— ¿Querrá V. mandar que me den un vaso de agua?
A los dos minutos lo tenia en sus manos.
Sacó un papel, echó en el vaso unos polvos y se bebió el agua.
Clotilde principió á temblar, encontraba en esta operacion tan sencilla una cosa estraña, que no se esplicaba.
— ¿Qué seria lo que contenia el papel? ¡Dios mió! ¿Qué seria?
Alfredo dijo con una calma espantosa:
— ¿Hé perdido el color, Clotilde? ¿Me pongo lívido?
— Sí, sí, yo creo que sí, dijo la niña temblando.
— No, no es tiempo, no ha podido producir su efecto.
— ¡Su efecto! ¡qué! Alfredo, ¡por Dios! ¿Qué tiene V.? ¿Qué es lo que ha tomado?
— ¿Lo quiere V. saber?
— Sí.
— Pues es.... ¡un veneno!
Clotilde dió un grito, y en un instante se halló reunida toda la familia, la casa era una confusion. Unos traían aceite, otros agua caliente, otros llamaban á gritos al médico, al celador y á los vecinos.

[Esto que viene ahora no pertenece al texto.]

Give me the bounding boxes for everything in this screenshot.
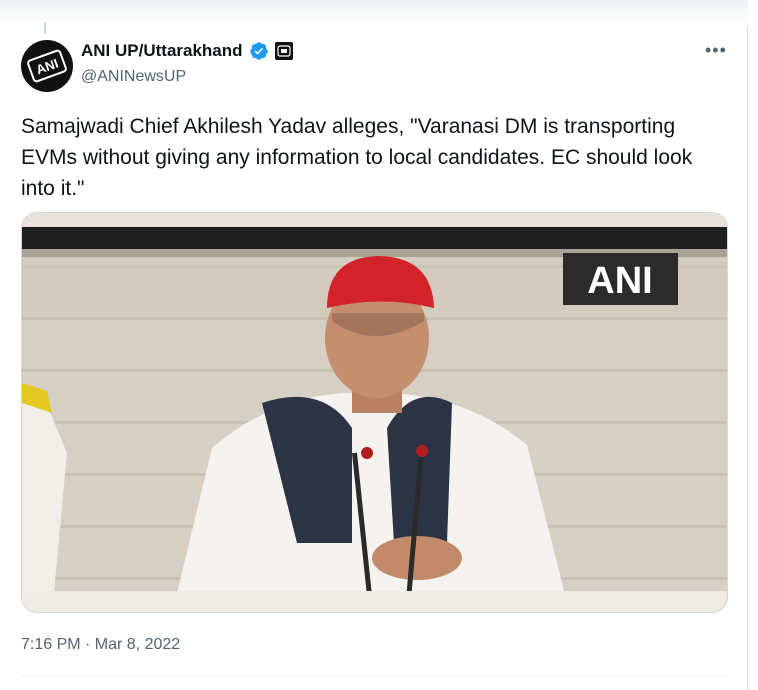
tweet-text: Samajwadi Chief Akhilesh Yadav alleges, … [21, 115, 693, 200]
tweet-card: ANI ANI UP/Uttarakhand @ANINewsUP ••• Sa… [0, 0, 748, 690]
ani-mini-logo-icon [276, 45, 291, 57]
previous-tweet-fade [0, 0, 748, 26]
more-options-icon[interactable]: ••• [705, 40, 727, 61]
verified-badge-icon [249, 42, 268, 60]
ani-watermark: ANI [587, 260, 652, 302]
avatar[interactable]: ANI [21, 40, 73, 92]
tweet-timestamp[interactable]: 7:16 PM · Mar 8, 2022 [21, 636, 180, 654]
ani-affiliate-badge-icon[interactable] [274, 42, 293, 60]
author-name[interactable]: ANI UP/Uttarakhand [81, 41, 243, 61]
thread-connector-line [44, 22, 46, 34]
avatar-logo: ANI [25, 48, 69, 84]
press-conference-photo: ANI [22, 213, 727, 612]
tweet-media-image[interactable]: ANI [21, 212, 728, 613]
author-row: ANI UP/Uttarakhand [81, 41, 293, 61]
author-handle[interactable]: @ANINewsUP [81, 68, 186, 86]
divider [21, 676, 727, 677]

Alfredo se resistía á beber; pero dos criados lo sujetaron, le abrieron la boca y le embaularon en el cuerpo cuatro ó seis libras de aceite y media arroba de agua próxima á herbir.
Alfredo se moria, se moria de congoja, se moria de agua, de aceite, qué se yo, pero se moria.
Entre tanto el médico no llegaba, y el agua y el aceite continuaban entrando como si el pobre jóven fuese el depósito del Campo de Guardias.
Llega el médico, lo manda sangrar una vez, dos, tres; le ponen sanguijuelas, sinapismos, cantáridas, ventosas y moxas....
— El veneno es muy activo, dice el médico, y no lo vamos á neutralizar si no se le dá mas agua y mas aceite.